With their upcoming “A Concert for Rage,” Windsong is ready to channel notes of anger towards meaningful change
Feminist chorus

(This article first appeared in the Buckeye Flame)

What happens when Ohio’s feminist chorus, a prestigious university and a philosopher all get angry about racial injustice?

Audiences in northeast Ohio are about to find out as Windsong, Cleveland’s feminist chorus, has teamed up with Case Western Reserve University’s chorale and author and philosopher Dr. Myisha Cherry in “A Concert for Rage,” which will be performed on Saturday, April 27th at 6 pm at the Maltz Performing Arts Center in University Circle.

The Buckeye Flame spoke with Jessica Steuver, Windsong’s artistic director, about this unique upcoming event. To listen, click play directly below or read our (edited) conversation beneath the audio link.

For folks who don’t know about Windsong, tell us about the chorus?

Windsong is Cleveland’s feminist chorus. We are actually in our 45th year of existence this year. The chorus accepts a wide variety of people, including a lot of folks from the LGBTQ+ community. But we are open to anybody who can sing treble music and very passionate about feminism, about social justice and, of course, about singing.

How are Windsong concerts different from all other concerts?

As we work on and sing about different topics of social justice and intersectional feminism, it’s important that our message does not stop when the concert is over. We really like to use our concerts as an opportunity to give audience members and choir members resources to take the next steps based on the specific issues we are singing about.

We raise money at our concerts for local organizations that tie in with our concert theme and we are all constantly, myself included, working towards this long journey of not only being better musicians and building stronger community, but also continuing that work of learning more about intersectional feminism and anti-racism.

“A Concert for Rage” sounds intriguing and also a little bit intense. Why this material and why now?

I was inspired by Dr. Myisha Cherry’s book, The Case for Rage: Why Anger is Essential to Anti-Racist Struggle. Something about it just really hit me as a cis white woman who is genuinely passionate about creating as much equity and inclusivity as I can in all the spaces that I have any control over. Reading that book reinforced how much more I still have to learn and grow. And that’s a continuous, lifelong messy process.

But also, the big takeaway from the book is that the concept of rage oftentimes is seen as a bad word. We’re taught that we shouldn’t be angry: only love, peace, et cetera. One very important tenet of Myisha Cherry’s book is what she calls Lordean rage, based on the poet Audre Lorde. It is that rage is not a bad thing. If you are so angry about injustice, that doesn’t mean you’re full of hate.

With “A Concert for Rage,” we have selected pieces that highlight different parts of Cherry’s work in terms of how we can’t just have this blind, untethered rage. We have to kind of channel our rage into goal-setting, solidarity and next steps. We also have a plentiful amount of resources for the audience. So if they got anything from this concert, they too can carry on with their journey about how to be anti-racist and inclusive.

The concert ends. Audiences will leave the space. How do you want them leaving? What do you want them to get out of this experience?

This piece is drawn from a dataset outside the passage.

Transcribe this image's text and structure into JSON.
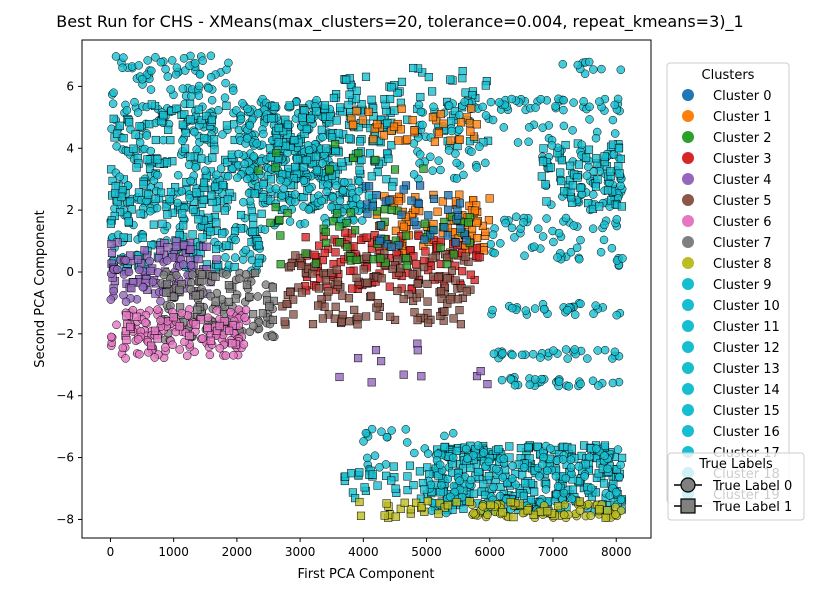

I would like it if audience members felt moved enough by the stories that the music is telling to then really look inside themselves and account for their own privilege and account for the fact that everybody constantly still has more to learn. There really is no end to it. This is just a constant conscious work of being anti-racist and being inclusive.

We have many groups involved in this concert. The two main collaborators here are Windsong and Case Western Reserve University’s University Chorale, which I also have the pleasure of directing. We also have a lot of guest singers coming in from other local Cleveland organizations and ensembles. So we are really trying to utilize that idea of solidarity by reaching out to our community members to not just listen, but also to sing.

And one of the most exciting things about this concert is that we are going to have Myisha Cherry there with us. She’s going to be doing an audience talkback session about halfway through the concert and a book-signing afterwards.

The final piece of the concert is a long, beautiful piece called “Weather” by Dr. Rollo Dilworth, using the words from the poem “Weather” by Claudia Rankine. The whole work is based on the chaos intersecting in 2020 with the pandemic and the increased visibility of Black people killed by police. It is such a powerful, thoughtful work of art. And we get to actually also have the opportunity to Zoom with Rollo Dilworth to hear more about all this stuff from the culture bearers who created it.